On 03-02-1945, her husband was killed during an Allied air raid in Berlin. In his will, dated 01-10-1944, Freisler had decreed that their two houses belonged to his wife.

Roland Freisler studied law in Kiel. During the First World War he was imprisoned by the Russians and he learned Russian. In 1923 he returned to Berlin and he married Marion Rusegger. After the burning of the Reichstag he was given considerable powers to perscute Hitler’s opponents. His bursts of anger were recorded on film and he was frequently a shame to the nazis. He presided the court that sentenced Sophie Scholl, Hans Scholl and Christopher “Christl” Probst  to death. After the attempt on Hitler’s life in 1944 he sentenced many people to death without a shred of evidence. During a trial in Berlin the allied forces bombarded the city. Everybody had fled the courtroom to find shelter but he returned to pick up several important papers. At that moment the Palace of Justice was hit. On the morning of 03-02-1945, Freisler was conducting a Saturday session of the People’s Court when United States Army Air Forces bombers attacked Berlin, led by the B-17 of USAAF Lieutenant Colonel Robert “Rosie” Rosenthal

. Government and Nazi Party buildings were hit, including the Reich Chancellery, the Gestapo headquarters, the Party Chancellery and the People’s Court. Hearing the air raid sirens, Freisler hastily adjourned the court and ordered that the prisoners before him be taken to an air raid shelter, but stayed behind to gather files before leaving. A hit on the court-building at 11:08 caused a partial internal collapse, with Freisler being crushed by a masonry column and killed while still in the courtroom. Among the files was that of Fabian von Schlabrendorff, a 20 July Plot member who was on trial that day and was facing execution. Freisler’s body was found beneath the rubble still clutching the files he had stopped to retrieve  Lieutenant Colonel Robert Rosenthal died on  20-04-2007, at age 89 in White Plains, New York.

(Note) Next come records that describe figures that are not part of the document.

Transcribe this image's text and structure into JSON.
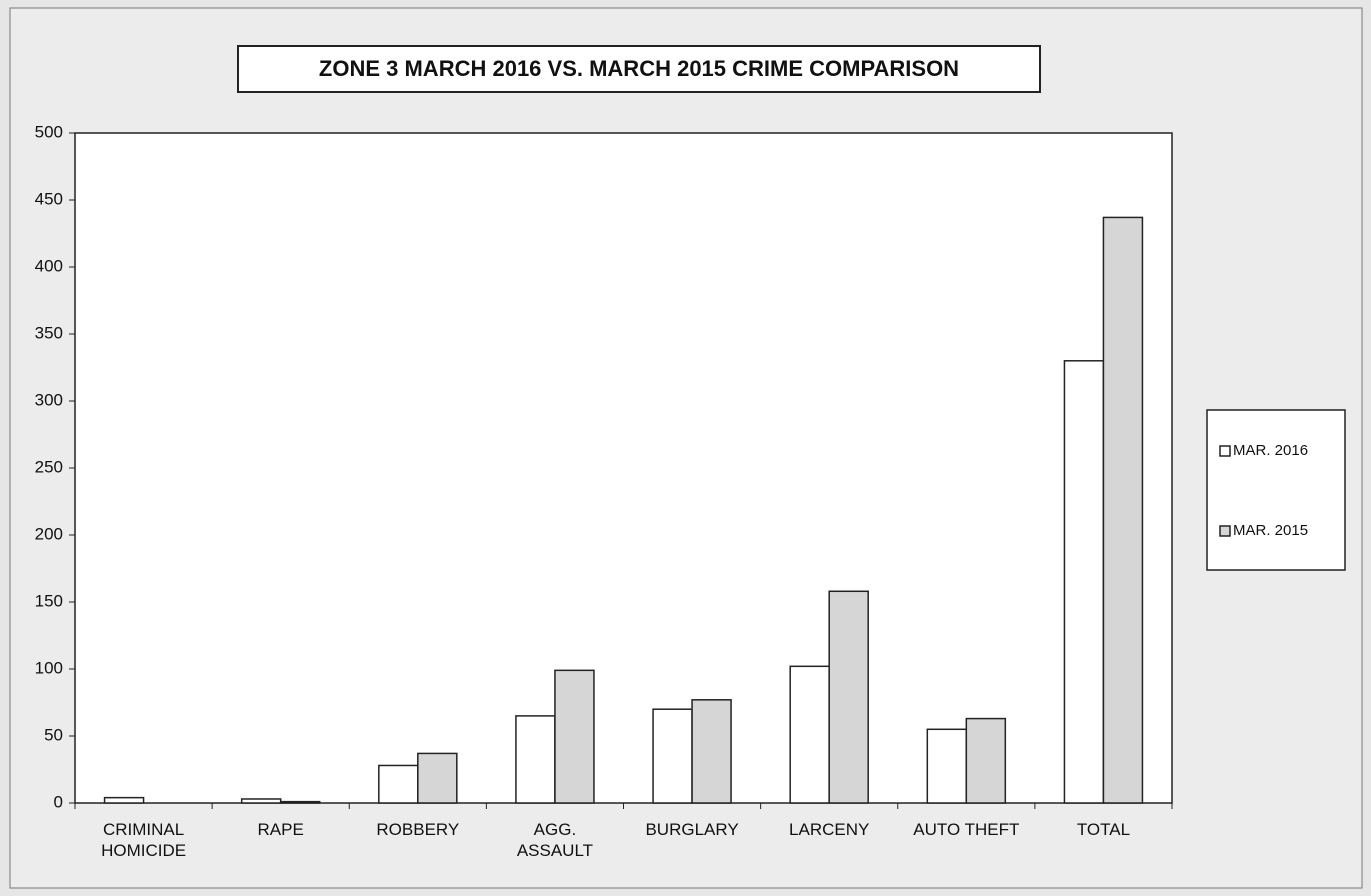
{
  "chart_data": {
    "type": "bar",
    "title": "ZONE 3  MARCH 2016 VS. MARCH 2015 CRIME COMPARISON",
    "categories": [
      "CRIMINAL HOMICIDE",
      "RAPE",
      "ROBBERY",
      "AGG. ASSAULT",
      "BURGLARY",
      "LARCENY",
      "AUTO THEFT",
      "TOTAL"
    ],
    "series": [
      {
        "name": "MAR. 2016",
        "color": "#ffffff",
        "values": [
          4,
          3,
          28,
          65,
          70,
          102,
          55,
          330
        ]
      },
      {
        "name": "MAR. 2015",
        "color": "#d6d6d6",
        "values": [
          0,
          1,
          37,
          99,
          77,
          158,
          63,
          437
        ]
      }
    ],
    "ylim": [
      0,
      500
    ],
    "yticks": [
      0,
      50,
      100,
      150,
      200,
      250,
      300,
      350,
      400,
      450,
      500
    ],
    "grid": false,
    "legend": "right"
  }
}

After the war, Marion Freisler resumed her birth name Russegger and moved to Munich. In 1985 there was a scandal about Russegger. In 1974, her pension was raised by about 400 Deutsche Mark. The explanation given by the pension office was that had her husband survived the war, and not been executed, disbarred, or imprisoned by the military tribunals of the allied countries, he presumably would have had a successful career as a lawyer or a senior judge. This decision was protested by a member of the Bavarian Landtag, but the move was rejected by the state government and there were no consequences for Marion Freisler. This was one of the last incidents connected with the problematic issue of social integration of National Socialist jurists in the Federal Republic of Germany in the early years.

Death and burial ground of Marion Russegger/Freisler.

 Marion Russegger died 21-01-1997, age 86, in Munich) In 1997, Marion Freisler was buried in Berlin, in the Russegger family plot, on the  Waldfriedhof Dahlem, Berlin, alongside her parents and her husband (Roland Freisler who’s name is not on his gravestone).